The hotel itself-the Motel 6 of Death Valley-had, despite its outward appearance, relatively clean rooms that smelled of disinfectant soap. Not only had she seen worse, but she had applied her… special skills in worse places. And with worse men, for much less money. If anything, the name of the motel bothered her most of all.

A Keräşen Tatar by birth, Allison-her real name was Aysılu, which in Turkik meant Beauty as Moon-had inherited from her mother and father and ancestors a healthy respect for omens, both subtle and overt, and the name Motel 6 of Death Valley certainly qualified as the latter, she believed.

No matter. Omens were mercurial, and meaning was always open to interpretation. In this case the motel’s name was unlikely to apply to her; her subject was too entranced by her to be of any threat, either directly or indirectly. And what she’d come here to do required little thinking on her part, so well had she been trained. And it helped that men were simple, predictable creatures, driven by the basest of needs. “Men are clay,” her first instructor, a woman named Olga, had once told her, and even at the tender age of eleven she’d known the truth of it, having seen it in the lingering gazes of the boys in her village, and even in the always watching eyes of some of the men.

Even before she’d started going through her changes and her body had begun to blossom, she’d instinctively known which was not only the fairer sex but the stronger one as well. Men were physically strong, and that had its benefits and pleasures, but Allison plied a different kind of strength, one that had served her well, keeping her alive in dangerous situations and keeping her comfortable in hard times. And now, at twenty-two, with her village far behind her, her strength was making her wealthy.
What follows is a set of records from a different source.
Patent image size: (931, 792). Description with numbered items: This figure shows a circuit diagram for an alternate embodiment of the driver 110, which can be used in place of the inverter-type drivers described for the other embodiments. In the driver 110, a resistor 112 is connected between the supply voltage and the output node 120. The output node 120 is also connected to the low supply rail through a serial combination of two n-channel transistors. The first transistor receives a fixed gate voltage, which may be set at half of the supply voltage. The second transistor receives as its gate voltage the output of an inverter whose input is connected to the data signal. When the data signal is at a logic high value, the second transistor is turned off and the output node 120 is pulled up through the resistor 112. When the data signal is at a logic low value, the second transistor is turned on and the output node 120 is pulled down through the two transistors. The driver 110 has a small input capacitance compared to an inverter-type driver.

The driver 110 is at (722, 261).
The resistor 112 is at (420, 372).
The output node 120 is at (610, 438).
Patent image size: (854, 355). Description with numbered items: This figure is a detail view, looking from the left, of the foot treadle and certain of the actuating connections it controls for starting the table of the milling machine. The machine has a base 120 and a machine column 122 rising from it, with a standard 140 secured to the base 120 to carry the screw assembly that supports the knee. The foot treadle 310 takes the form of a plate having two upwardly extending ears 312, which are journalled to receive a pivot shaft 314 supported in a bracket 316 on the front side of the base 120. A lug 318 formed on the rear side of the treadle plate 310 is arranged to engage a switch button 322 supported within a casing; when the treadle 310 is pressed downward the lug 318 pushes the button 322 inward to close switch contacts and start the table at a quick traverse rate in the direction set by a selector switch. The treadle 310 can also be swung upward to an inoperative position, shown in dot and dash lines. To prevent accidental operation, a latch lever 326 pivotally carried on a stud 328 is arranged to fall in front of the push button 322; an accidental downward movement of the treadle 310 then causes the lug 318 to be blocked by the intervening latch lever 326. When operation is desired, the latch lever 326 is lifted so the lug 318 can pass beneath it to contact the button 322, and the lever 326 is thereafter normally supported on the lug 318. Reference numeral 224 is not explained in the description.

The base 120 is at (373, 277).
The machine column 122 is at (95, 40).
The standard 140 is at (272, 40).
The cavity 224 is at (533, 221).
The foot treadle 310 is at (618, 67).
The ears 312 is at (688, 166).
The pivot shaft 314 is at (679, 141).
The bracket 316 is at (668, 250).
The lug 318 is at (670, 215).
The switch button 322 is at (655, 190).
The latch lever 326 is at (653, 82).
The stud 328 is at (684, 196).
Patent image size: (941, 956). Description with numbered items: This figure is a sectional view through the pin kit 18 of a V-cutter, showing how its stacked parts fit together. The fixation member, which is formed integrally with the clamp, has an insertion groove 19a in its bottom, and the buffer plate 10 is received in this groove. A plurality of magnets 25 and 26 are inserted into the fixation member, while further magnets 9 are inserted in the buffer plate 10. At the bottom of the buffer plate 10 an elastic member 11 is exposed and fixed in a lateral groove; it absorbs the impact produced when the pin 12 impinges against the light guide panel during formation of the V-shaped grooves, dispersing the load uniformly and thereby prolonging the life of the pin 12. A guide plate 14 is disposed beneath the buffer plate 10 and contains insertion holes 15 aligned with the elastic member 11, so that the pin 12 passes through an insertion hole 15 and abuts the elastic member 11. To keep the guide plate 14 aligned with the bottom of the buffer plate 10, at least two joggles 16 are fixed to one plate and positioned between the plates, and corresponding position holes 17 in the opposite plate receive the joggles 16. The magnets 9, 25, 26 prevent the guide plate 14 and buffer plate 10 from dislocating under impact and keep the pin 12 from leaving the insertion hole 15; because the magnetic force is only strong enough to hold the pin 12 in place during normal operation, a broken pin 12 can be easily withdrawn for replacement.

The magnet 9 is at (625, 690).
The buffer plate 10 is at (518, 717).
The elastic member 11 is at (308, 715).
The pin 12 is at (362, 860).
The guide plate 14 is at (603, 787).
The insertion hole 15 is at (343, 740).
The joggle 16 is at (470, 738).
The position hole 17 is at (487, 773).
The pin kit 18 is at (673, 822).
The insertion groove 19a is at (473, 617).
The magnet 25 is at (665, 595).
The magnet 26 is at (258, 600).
Better still, unlike many of her previous employers, her current one hadn’t required an audition from her. Whether that was a function of their strict religious ideals or simply one of professionalism, she didn’t know, but they had taken her bona fides at face value, along with a recommendation-though from whom was unclear. Certainly someone with influence. The now-discontinued program that had trained her had existed under closely guarded secrecy.

She drove past the motel’s parking lot, then circled the block once and came back in the other direction, looking for anything out of place, anything that tickled her intuition. She saw his vehicle, a blue 1990 Dodge pickup, along with half a dozen others, all with in-state plates, save one from California and one from Arizona. Satisfied all was in order, she pulled into a gas station, did a quick Y-turn, then returned to the motel and pulled into the lot, parking two stalls down from the Dodge truck. She took a moment to check her makeup in the rearview mirror and retrieve a pair of condoms from the glove compartment. She dropped them in her purse and snapped it closed with a smile. He had begun to complain about the condoms, saying he wanted nothing between them, but she had demurred, saying she wanted to wait until they knew each other better, perhaps get tested for sexually transmitted diseases, before they took their relationship to the next level. The truth was, familiarity and caution had nothing to do with her hesitation. Her employer had been thorough, giving her a detailed dossier of the man, from his daily routine to his eating habits to his relationship history. He’d had two lovers before her, a high school girlfriend who had dumped him between his junior and senior years, and another shortly after he graduated from college. That, too, had been a brief affair. The likelihood he had a disease was almost nonexistent. No, the use of a condom was but another tool in her arsenal. The closeness he so craved was a need, and needs were merely leverage points. When she finally “gave in” and let him have her without the protection, it would serve only to strengthen her grasp on him.